Hyundai whetted our appetites at last year’s Geneva Motor Show when it displayed the stunning PassoCorto concept, a mid-engined coupe penned jointly with Turin’s Istituto Europeo di Design. Executives seriously considered putting the show car on the fast track to production to take on the Alfa Romeo 4C, but a new report says the project has been put on an indefinite hiatus.
“Not many people make money out of sports cars. The sports car market is shrinking dramatically, and even firms with heritage and a great product are struggling. Aside from the Audi TT and Mazda MX-5, it is a tough place to be,” explained Tony Whitehorn, the head of Hyundai’s British division in an interview with Autocar.
Hyundai is not the first mainstream automaker to hold off on launching a sports car due to the segment’s shrinking size. Chevrolet recently came to a similar conclusion when it announced its long-rumored Scion FR-S-fighting coupe would never seen the light of day. FR-S sales have been slow at best since the beginning of the year, and the Subaru BRZ has fared even worse.
That doesn’t mean Hyundai is giving up on sports cars altogether. Enthusiasts likely remember that the South Korean car maker introduced a performance sub-brand called simply N in late 2013, and it has promised to build a slew of enthusiast-focused cars in the coming years.

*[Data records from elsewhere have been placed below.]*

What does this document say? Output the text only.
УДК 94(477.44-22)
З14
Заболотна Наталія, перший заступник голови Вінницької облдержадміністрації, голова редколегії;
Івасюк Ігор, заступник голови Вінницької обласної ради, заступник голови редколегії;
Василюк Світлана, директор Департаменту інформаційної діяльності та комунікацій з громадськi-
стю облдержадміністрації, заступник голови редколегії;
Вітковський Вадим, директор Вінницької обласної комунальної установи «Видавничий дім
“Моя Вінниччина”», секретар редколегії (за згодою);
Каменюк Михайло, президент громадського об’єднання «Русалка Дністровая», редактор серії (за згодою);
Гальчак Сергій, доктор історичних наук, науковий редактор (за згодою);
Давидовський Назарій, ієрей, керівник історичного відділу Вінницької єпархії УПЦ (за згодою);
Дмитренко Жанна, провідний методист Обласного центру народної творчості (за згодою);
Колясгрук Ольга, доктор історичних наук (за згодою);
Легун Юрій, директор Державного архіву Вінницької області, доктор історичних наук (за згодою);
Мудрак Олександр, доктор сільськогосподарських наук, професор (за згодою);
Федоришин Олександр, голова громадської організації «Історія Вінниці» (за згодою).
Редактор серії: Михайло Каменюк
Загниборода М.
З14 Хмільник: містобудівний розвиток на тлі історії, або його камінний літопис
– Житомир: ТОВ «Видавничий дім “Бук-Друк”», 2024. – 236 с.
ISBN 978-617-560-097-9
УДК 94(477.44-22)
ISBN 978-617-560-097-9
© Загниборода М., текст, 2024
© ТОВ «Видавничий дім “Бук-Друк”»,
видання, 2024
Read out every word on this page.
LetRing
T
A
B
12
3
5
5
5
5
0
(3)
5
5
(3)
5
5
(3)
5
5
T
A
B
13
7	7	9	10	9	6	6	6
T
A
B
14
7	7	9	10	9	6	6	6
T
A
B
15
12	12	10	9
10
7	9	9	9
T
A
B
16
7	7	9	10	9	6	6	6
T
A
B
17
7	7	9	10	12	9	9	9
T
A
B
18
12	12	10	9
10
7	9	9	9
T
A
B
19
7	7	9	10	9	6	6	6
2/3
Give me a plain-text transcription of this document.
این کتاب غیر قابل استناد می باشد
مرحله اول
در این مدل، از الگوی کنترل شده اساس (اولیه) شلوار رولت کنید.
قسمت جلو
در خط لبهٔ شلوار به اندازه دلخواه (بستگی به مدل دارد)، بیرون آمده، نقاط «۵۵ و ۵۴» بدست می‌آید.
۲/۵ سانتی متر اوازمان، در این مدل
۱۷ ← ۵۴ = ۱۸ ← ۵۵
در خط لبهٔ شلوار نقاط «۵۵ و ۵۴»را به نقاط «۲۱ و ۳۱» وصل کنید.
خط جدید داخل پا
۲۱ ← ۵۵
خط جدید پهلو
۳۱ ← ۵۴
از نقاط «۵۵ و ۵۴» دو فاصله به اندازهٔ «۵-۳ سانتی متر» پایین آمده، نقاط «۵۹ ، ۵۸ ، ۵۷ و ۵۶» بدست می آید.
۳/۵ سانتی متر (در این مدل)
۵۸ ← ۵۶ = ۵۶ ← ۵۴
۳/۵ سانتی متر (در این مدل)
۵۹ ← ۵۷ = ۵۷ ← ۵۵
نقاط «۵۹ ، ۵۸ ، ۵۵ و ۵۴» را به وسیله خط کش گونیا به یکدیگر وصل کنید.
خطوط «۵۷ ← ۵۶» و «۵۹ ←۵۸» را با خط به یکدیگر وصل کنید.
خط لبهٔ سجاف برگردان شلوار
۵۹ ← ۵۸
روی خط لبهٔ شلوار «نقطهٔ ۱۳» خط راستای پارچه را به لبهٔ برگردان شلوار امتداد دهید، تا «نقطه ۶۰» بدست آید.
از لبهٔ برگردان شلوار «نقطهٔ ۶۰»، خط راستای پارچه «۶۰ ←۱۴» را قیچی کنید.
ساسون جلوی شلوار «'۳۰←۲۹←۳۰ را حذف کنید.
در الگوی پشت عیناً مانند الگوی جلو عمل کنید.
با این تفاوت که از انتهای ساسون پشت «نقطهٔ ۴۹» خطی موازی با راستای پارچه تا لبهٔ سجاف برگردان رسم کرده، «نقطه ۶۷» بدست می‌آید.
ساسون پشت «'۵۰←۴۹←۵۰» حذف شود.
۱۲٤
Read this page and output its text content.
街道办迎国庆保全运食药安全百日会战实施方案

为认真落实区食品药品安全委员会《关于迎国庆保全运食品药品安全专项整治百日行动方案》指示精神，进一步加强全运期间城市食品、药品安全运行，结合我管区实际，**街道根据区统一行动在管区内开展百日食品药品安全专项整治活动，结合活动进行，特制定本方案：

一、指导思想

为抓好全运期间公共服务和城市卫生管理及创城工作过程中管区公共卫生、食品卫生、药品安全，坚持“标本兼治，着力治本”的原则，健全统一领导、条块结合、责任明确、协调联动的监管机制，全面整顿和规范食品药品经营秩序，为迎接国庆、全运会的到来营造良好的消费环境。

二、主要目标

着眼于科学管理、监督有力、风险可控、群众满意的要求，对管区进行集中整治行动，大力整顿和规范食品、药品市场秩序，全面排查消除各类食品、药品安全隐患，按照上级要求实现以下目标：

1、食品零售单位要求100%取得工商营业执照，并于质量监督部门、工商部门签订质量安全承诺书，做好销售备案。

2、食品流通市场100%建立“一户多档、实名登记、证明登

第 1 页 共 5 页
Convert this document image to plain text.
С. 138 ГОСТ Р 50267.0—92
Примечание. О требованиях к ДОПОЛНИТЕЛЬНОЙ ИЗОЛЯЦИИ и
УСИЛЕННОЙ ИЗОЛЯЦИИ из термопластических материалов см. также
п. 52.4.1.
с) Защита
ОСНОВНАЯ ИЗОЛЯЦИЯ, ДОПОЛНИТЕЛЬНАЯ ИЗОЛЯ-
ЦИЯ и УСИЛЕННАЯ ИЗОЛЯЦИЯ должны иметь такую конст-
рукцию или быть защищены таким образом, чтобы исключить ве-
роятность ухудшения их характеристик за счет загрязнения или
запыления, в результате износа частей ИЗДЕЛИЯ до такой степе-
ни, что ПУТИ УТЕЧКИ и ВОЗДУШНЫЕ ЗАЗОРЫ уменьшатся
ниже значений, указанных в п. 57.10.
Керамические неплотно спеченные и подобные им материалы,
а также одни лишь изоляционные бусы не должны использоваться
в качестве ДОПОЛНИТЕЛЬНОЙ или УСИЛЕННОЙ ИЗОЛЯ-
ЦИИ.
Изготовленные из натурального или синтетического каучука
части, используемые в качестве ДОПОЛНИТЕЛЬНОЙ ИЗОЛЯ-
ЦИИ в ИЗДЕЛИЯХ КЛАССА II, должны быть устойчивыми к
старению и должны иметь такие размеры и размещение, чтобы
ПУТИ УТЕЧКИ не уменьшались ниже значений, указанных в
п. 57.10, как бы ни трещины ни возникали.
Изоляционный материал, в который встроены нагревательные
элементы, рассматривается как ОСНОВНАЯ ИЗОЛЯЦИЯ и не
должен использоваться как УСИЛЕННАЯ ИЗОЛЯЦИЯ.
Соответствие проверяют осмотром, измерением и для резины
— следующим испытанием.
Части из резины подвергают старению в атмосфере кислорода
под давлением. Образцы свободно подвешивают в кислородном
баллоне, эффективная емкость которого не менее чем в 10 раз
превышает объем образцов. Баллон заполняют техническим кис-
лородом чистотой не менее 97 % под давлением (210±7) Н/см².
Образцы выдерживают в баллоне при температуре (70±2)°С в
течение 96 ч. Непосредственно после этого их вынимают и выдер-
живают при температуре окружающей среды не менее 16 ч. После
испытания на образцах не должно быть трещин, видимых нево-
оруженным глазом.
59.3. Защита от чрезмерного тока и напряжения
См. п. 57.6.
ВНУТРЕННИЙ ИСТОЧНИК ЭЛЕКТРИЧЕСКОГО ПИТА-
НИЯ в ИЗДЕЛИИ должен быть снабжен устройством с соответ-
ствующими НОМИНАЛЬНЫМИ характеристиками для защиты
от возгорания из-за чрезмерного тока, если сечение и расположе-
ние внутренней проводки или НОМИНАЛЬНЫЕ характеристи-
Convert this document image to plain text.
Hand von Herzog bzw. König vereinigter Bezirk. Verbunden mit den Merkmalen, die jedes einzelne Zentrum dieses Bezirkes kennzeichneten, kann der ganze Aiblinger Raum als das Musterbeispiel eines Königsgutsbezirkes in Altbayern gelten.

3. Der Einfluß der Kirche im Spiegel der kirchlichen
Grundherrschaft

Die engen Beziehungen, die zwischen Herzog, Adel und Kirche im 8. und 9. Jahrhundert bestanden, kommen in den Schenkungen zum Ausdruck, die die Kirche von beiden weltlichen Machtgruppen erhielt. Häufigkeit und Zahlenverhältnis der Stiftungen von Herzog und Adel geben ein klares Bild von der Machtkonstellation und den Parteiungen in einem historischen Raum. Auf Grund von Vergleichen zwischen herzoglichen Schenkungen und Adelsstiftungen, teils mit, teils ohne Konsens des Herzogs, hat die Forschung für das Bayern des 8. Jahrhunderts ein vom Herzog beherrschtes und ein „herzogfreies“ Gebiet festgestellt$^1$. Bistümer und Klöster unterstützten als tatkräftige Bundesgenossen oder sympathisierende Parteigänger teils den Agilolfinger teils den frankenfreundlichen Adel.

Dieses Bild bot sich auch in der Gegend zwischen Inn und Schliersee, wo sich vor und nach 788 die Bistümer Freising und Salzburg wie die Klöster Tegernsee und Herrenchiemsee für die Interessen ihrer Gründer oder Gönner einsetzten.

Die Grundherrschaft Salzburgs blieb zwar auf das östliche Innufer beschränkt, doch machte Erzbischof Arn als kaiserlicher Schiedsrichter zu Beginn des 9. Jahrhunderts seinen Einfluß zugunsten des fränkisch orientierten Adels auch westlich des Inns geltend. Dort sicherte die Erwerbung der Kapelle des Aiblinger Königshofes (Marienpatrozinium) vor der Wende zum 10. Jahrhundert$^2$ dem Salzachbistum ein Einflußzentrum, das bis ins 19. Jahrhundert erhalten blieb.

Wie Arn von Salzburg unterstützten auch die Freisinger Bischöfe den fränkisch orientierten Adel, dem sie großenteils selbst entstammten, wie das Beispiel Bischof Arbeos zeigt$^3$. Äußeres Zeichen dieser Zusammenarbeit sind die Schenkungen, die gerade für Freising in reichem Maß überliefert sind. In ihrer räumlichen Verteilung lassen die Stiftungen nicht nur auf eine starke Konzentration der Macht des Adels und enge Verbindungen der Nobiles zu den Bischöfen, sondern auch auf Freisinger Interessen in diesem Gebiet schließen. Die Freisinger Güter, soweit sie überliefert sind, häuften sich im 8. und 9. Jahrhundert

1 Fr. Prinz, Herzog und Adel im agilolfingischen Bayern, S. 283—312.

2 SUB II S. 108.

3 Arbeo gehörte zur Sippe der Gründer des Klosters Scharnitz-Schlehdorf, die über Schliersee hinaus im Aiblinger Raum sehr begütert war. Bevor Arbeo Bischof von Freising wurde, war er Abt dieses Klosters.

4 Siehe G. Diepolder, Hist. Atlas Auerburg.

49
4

However, Hyundai’s N-badged rockets will all be based on existing models in order to keep development costs in check. Notably, the company’s European division is said to be designing a range-topping version of the i20 powered by a Veloster-sourced 2.0-liter turbo four tuned to deliver at least 250 horsepower.
Sources close to Hyundai have revealed the Volkswagen Gold GTI-fighting hot hatch will be the first member of the N family, but whether that’s accurate is anyone’s guess. For what it’s worth, Hyundai’s N sub-brand isn’t expected to launch until 2017.